Saturday, March 24, 2012

'Hacktivists' biggest data thieves in 2011: Verizon


A masked hacker, part of the Anonymous group, pictured in Lyon, France in January

Activists with hacker skills were behind more than half the data stolen in cyber attacks last year, according to findings released on Thursday by Verizon Communications.

While criminal groups accounted for an overwhelmingly majority of cyber strikes on networks, "hacktivists" were the ones who rampantly looted data once inside computers, Verizon said in an annual Data Breach Investigations Report.

"This re-imagined and re-invigorated specter of 'hacktivism' rose to taunt organizations around the world," the US telecom titan said.

"Many, troubled by the shadowy nature of its origins and proclivity to embarrass victims, found this trend more frightening than other threats."

About 98 percent of computer network breaches at companies last year were the work of outsiders, with criminal groups out for profit were figured to be behind 83 percent of those attacks.

However, it was self-described activist organizations such as Anonymous and Lulz Security who stole 58 percent of the data while being involved in far fewer cyber attacks, according to Verizon.

"While good old-fashioned greed and avarice were still the prime movers, ideological dissent and schadenfreude took a more prominent role across the caseload," the report said.
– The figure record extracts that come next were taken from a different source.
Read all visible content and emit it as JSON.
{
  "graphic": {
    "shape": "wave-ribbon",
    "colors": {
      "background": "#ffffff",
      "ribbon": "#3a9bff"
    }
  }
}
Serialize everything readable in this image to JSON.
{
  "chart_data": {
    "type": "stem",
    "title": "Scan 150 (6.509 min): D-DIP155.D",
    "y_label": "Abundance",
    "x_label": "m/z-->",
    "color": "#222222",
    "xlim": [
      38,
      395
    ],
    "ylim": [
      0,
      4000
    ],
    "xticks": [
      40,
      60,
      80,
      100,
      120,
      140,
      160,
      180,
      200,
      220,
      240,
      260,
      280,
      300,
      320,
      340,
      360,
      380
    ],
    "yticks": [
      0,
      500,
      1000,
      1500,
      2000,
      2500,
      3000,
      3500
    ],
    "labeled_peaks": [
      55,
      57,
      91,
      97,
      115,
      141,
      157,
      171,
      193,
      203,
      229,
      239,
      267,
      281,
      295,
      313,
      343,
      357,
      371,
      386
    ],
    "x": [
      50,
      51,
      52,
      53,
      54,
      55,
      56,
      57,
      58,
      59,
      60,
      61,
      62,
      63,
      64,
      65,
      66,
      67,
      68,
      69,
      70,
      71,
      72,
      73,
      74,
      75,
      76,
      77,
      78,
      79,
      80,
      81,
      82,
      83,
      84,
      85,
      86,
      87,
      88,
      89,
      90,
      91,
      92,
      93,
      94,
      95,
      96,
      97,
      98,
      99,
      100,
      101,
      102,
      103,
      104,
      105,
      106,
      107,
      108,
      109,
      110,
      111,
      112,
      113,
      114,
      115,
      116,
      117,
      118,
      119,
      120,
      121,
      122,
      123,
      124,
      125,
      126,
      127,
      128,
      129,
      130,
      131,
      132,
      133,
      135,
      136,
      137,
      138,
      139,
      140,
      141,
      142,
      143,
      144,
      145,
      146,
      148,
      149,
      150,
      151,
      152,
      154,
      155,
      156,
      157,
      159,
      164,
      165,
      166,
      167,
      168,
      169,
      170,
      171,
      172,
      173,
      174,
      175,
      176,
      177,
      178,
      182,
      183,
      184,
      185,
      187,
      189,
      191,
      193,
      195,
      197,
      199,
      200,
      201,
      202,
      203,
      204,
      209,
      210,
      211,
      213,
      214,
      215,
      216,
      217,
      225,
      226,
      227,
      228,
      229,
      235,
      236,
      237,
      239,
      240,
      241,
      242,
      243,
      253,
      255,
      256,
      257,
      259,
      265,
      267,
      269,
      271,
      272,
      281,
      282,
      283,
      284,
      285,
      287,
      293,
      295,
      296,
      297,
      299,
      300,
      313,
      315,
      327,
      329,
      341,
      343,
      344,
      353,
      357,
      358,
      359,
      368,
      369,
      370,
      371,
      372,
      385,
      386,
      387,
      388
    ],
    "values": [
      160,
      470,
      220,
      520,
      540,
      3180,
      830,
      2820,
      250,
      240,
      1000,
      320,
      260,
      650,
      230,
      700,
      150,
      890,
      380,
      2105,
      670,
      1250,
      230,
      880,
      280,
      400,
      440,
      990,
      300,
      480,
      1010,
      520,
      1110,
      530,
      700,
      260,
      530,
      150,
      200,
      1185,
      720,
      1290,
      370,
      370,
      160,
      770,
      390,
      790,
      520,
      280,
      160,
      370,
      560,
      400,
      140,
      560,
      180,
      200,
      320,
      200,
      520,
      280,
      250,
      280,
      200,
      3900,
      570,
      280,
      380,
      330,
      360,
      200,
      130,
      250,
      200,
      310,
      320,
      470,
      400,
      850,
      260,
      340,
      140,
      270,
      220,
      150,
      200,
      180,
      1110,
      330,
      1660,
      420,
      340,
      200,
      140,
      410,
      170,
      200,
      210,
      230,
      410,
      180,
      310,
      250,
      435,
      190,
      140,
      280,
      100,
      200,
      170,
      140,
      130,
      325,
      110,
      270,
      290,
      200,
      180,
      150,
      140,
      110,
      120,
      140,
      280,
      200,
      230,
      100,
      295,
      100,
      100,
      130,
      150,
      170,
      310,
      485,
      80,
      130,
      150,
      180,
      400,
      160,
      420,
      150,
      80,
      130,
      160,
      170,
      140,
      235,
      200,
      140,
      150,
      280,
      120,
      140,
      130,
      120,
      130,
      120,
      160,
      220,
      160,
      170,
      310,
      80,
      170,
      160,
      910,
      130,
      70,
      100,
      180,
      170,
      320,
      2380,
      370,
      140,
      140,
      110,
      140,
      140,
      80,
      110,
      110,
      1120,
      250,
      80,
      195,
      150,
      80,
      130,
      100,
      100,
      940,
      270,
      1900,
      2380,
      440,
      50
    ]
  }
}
The report cited data provided by the US Secret Service, the Dutch National High Tech Crime Unit, the Australian Federal Police, the Irish Reporting & Information Security Service and the Police Central e-Crime Unit of the London Metropolitan Police.

The Verizon findings were released on the same day that an IBM X-Force 2011 Trend and Risk report indicated that tightened security at companies is forcing cyber crooks to rethink tactics and shift to new fronts such as smartphones.

The X-Force report indicated hackers were increasingly resorting to automated password guessing programs, attacks on mobile gadgets, and "phishing" attacks that trick people into downloading viruses or revealing sensitive information.

"We've seen surprisingly good progress in the fight against computer crime through the IT industry's efforts to improve the quality of software," said X-Force threat intelligence and strategy manager Tom Cross.

"In response, criminals continue to evolve their techniques in an attempt to find new avenues into an organization."

Attack techniques include injected malicious code into legitimate websites or ruses that involve impersonating popular social networking services, X-Force warned.

In a bit of good news, the amount of spam email in 2011 was about half that in 2010, according to IBM.